Опершись ладонями о стол, Сэмюэл подался всем телом вперед; в глазах его зажегся прежний, молодой огонь.
— Ли, — промолвил он, — да неужели ты сел за древнееврейский?
— А вот послушайте, — ответил Ли. — Это довольно длинная история. Хотите чуточку моей уцзяпи?
— Это которая приятно отдает гнилыми яблоками?
— Да. Мне с ней лучше будет рассказывать.
— А мне — слушать, — сказал Сэмюэл.
Ли ушел на кухню. Сэмюэл спросил Адама:
— Он тебе это рассказывал?
— Нет, — сказал Адам. — Не рассказывал. А может, и рассказывал, да я не слушал.
Ли вернулся со своей глиняной бутылью и тремя фарфоровыми чашечками, просвечивающими насквозь — до того были тонки.
— Плосу пить китайски, — произнес Ли ломано, наливая в чашечки почти черный напиток. — Она полынью изрядно сдобрена. Если выпить достаточную порцию, действием не уступает абсенту.
Сэмюэл пригубил.
— Но почему же тебя так заинтересовало это место? — спросил он.
— Мне казалось, что человек, способный сложить ту великую повесть, в точности знал, что хочет сказать, и слова его не допускают разнотолков.
— Ты говоришь «человек». Значит, не думаешь, что это книга божественная, писанная перстами Бога?
— Я думаю, что ум, создавший эту повесть, был умом божественным. У нас в Китае было несколько таких умов.

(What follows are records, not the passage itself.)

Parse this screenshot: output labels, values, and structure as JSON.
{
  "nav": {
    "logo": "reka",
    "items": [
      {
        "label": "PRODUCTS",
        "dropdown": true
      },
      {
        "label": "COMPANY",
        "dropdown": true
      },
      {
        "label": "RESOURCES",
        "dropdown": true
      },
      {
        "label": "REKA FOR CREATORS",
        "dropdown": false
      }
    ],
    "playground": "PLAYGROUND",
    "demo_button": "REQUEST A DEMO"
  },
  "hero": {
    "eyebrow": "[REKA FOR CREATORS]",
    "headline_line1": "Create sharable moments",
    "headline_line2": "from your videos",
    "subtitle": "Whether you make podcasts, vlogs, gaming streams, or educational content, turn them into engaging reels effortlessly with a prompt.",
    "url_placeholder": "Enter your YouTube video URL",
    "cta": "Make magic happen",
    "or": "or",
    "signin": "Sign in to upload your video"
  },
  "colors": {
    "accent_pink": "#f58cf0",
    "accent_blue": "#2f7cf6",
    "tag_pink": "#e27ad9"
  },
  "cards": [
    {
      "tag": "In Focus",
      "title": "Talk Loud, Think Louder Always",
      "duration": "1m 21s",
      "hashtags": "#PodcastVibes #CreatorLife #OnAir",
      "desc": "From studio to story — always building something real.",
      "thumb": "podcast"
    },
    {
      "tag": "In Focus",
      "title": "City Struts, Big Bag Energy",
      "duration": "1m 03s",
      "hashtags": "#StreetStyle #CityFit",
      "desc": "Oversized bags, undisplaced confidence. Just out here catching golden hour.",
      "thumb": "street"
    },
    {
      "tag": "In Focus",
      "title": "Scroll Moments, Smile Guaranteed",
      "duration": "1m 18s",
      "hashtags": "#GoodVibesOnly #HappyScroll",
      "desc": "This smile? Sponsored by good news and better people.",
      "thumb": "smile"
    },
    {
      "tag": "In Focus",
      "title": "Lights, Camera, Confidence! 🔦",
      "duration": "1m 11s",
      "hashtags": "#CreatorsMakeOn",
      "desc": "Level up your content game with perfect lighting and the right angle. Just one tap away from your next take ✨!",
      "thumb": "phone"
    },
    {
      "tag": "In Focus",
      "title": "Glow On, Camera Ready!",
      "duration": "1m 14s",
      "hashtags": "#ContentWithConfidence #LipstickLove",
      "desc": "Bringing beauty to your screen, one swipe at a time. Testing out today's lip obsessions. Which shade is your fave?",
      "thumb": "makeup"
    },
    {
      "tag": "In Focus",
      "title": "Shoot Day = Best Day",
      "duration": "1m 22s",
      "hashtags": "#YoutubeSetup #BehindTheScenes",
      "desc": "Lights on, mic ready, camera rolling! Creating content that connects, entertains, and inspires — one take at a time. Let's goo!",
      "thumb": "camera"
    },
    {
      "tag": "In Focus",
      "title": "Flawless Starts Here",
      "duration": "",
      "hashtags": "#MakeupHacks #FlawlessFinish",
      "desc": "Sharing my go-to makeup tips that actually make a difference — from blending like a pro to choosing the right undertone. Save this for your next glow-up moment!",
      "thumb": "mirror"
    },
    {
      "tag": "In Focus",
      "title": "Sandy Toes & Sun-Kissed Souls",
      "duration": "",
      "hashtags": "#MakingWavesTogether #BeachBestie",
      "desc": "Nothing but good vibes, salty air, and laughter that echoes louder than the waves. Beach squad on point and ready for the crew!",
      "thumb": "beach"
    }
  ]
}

— Любопытно, — сказал Сэмюэл. — Значит, ты все таки не пресвитерианин.
— Говорю же я вам, что становлюсь все больше и больше китайцем. Ну, так вот. Поехал я в Сан-Франциско, в штаб-квартиру, так сказать, нашего родового объединения. Слыхали о таких? У наших больших старинных родов есть центры, где каждый член рода может получить или оказать помощь. Род Ли очень многочислен. Он заботится о своих членах.
— Доводилось слыхать, — сказал Сэмюэл.
— О наших тонгах15? — Головолезы-китаезы воевать из-за лабынь?
— Вроде того.
— Это немножко другое, — сказал Ли. — Я поехал потому, что в нашем роду есть несколько почтенных, ученейших старцев-мыслителей, пытающихся добраться до самой сути. Подобный старец может много лет продумать над одной-единственной фразой мудреца, которого у вас зовут Конфуций. Я решил, что именно такие специалисты-толкователи могут мне помочь. Они славные старики. Выкурят под вечер свои две трубочки опиума для успокоения и обострения мысли — и сидят всю ночь, и разум работает чудесно. Мне кажется, никакой другой народ не умеет употреблять опиум во благо.
Ли чуточку отпил и продолжал:
— Я почтительно изложил свою проблему одному из мудрых старцев — прочел ему эту повесть, сказал, что́ понял, чего не понял. На следующую ночь сошлись уже четверо старцев и призвали меня. Мы всю ночь прообсуждали, — сказал Ли со смехом.
— Забавно ведь. Не каждому расскажешь об этом ученом разыскании. Вообразите себе четырех таких старцев, из которых младшему уже за девяносто, — и вот они углубляются в древнееврейский. Нанимают ученого раввина. Садятся за ученье, как школьники. Упражнения, грамматика, словарь, простые предложения. Представьте себе древнееврейские речения, писанные китайской тушью — кисточкой! Вас бы затруднило то, что писать нужно справа налево, но старцев ничуть — ведь мы, китайцы, пишем сверху вниз. О, наши старцы народ дотошный! Они углубились до самых корней.
— А ты? — спросил Сэмюэл.
— Я продвигался рядом, любуясь красотой их гордого и чистого ума. Я начал любить свою расу, мне впервые захотелось быть китайцем. Дважды в месяц я встречался с ними, а здесь, у себя в комнате, исписывал тетради письменами. Купил все древнееврейские словари, какие только есть. Но старцы неизменно меня опережали. А вскоре и раввина опередили; пришлось ему призвать на помощь коллегу. Вот бы вам, мистер Гамильтон, просидеть с нами одну из тех ночей за обсуждениями и спорами. Бесконечные вопросы, поиски ответа — о, какая красота, какая прелесть мысли!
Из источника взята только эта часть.